King and and his guitar Lucille in Jackson, Mississippi. 1984 photograph: Eyd Kazery.

Used by permission. King at 2005 groundbreaking ceremony for the B.B. King Museum in Indianola, Mississippi. Soul Eater Medusa No Inbou English Patch Rom.

Seated left is Floyd Lieberman of Lieberman Management LLC, King’s long-time manager. Photograph by Christine Wilson. Courtesy Mississippi Department of Archives and History. King during ceremonial breaking of the ground for the B.B. King Museum in Indianola on June 10, 2005.

Shown left to right are: Mike Moore, cochairman of the museum steering committee and former state attorney general; King; Floyd Lieberman, Lieberman Management LLC; and Speaker of the Mississippi House of Representatives William J. Photograph by Christine Wilson.
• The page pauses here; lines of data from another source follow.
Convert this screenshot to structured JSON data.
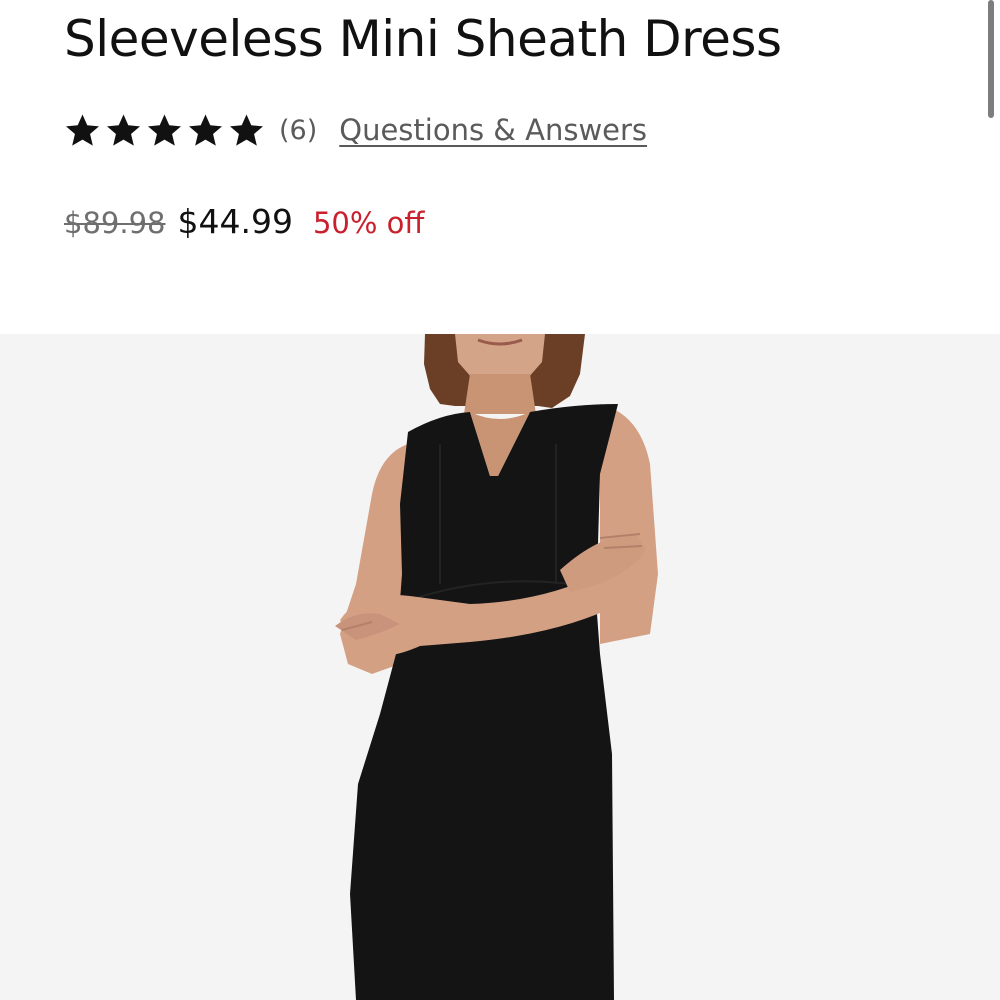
{
  "product": {
    "title": "Sleeveless Mini Sheath Dress",
    "rating": {
      "stars": 5,
      "review_count": "(6)",
      "qa_label": "Questions & Answers"
    },
    "price": {
      "original": "$89.98",
      "sale": "$44.99",
      "discount": "50% off"
    },
    "image": {
      "icon": "product-photo",
      "alt": ""
    }
  },
  "colors": {
    "text": "#111111",
    "muted": "#5a5a5a",
    "discount": "#c8202c",
    "image_bg": "#f4f4f4"
  }
}
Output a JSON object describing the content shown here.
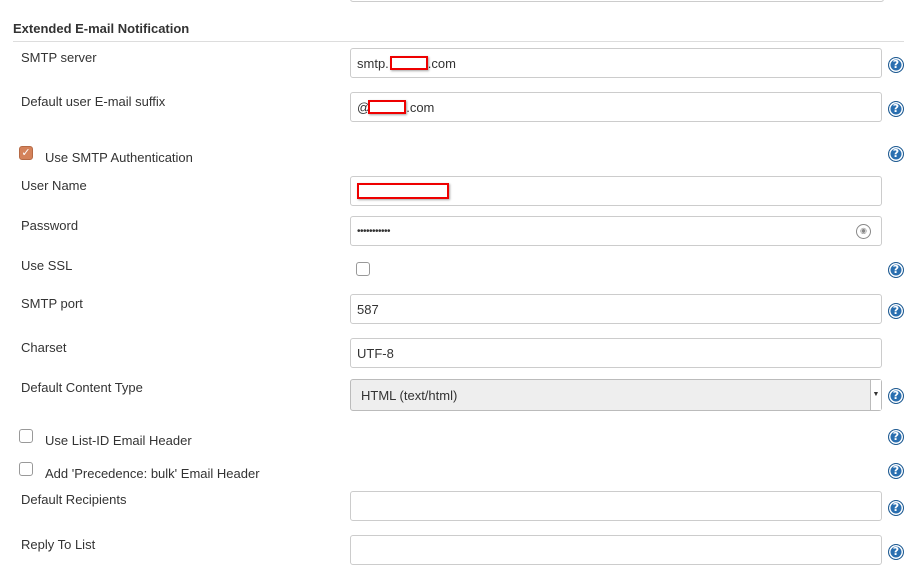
{
  "section": {
    "title": "Extended E-mail Notification"
  },
  "smtp_server": {
    "label": "SMTP server",
    "value_prefix": "smtp.",
    "value_suffix": ".com"
  },
  "default_suffix": {
    "label": "Default user E-mail suffix",
    "value_prefix": "@",
    "value_suffix": ".com"
  },
  "use_smtp_auth": {
    "label": "Use SMTP Authentication",
    "checked": true
  },
  "user_name": {
    "label": "User Name",
    "value": ""
  },
  "password": {
    "label": "Password",
    "value": "•••••••••••"
  },
  "use_ssl": {
    "label": "Use SSL",
    "checked": false
  },
  "smtp_port": {
    "label": "SMTP port",
    "value": "587"
  },
  "charset": {
    "label": "Charset",
    "value": "UTF-8"
  },
  "content_type": {
    "label": "Default Content Type",
    "value": "HTML (text/html)"
  },
  "list_id_header": {
    "label": "Use List-ID Email Header",
    "checked": false
  },
  "precedence_header": {
    "label": "Add 'Precedence: bulk' Email Header",
    "checked": false
  },
  "default_recipients": {
    "label": "Default Recipients",
    "value": ""
  },
  "reply_to": {
    "label": "Reply To List",
    "value": ""
  },
  "help": {
    "glyph": "?"
  },
  "colors": {
    "checkbox_checked": "#d4825a",
    "help_icon": "#2a6fb0",
    "redaction": "#ee0000"
  }
}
Courtesy Mississippi Department of Archives and History. King, King of the Blues By Christine Wilson In the late 1940s in Indianola, Mississippi, a young man named Riley King was singing and playing guitar with his friends in a group called the “Famous St. John’s Gospel Singers.” They played in churches around the Delta and even went to the stations in Greenwood and Greenville and sang on the radio – they were that good. At night Riley King changed hats and played blues on Indianola street corners for tips. He said later that when he played gospel music he got a pat on the head, but when he played the blues he got a dime. He didn’t have much money, and dimes were worth a lot more in the 1940s in Indianola than they are now. (He made only $15 driving a farm tractor all day.) In 1946 King tried to convince the Singers to leave Indianola and seek their fortune together as a professional group.

When they refused, he packed his bags and took off for the music town of Memphis, Tennessee, to live with his cousin, bluesman Bukka White. Musicians gravitated to Memphis from small towns all around.

Beale Street – “the Home of the Blues” – was there, and Sam Phillips, of later Sun Records fame, had just arrived in 1945 and set up a recording studio. Radio station WDIA King immediately began playing around town, but his luck wasn’t running right, and later that year he went back to Indianola to his tractor job to make some money. After two years at home he was ready to try again and headed back to Memphis.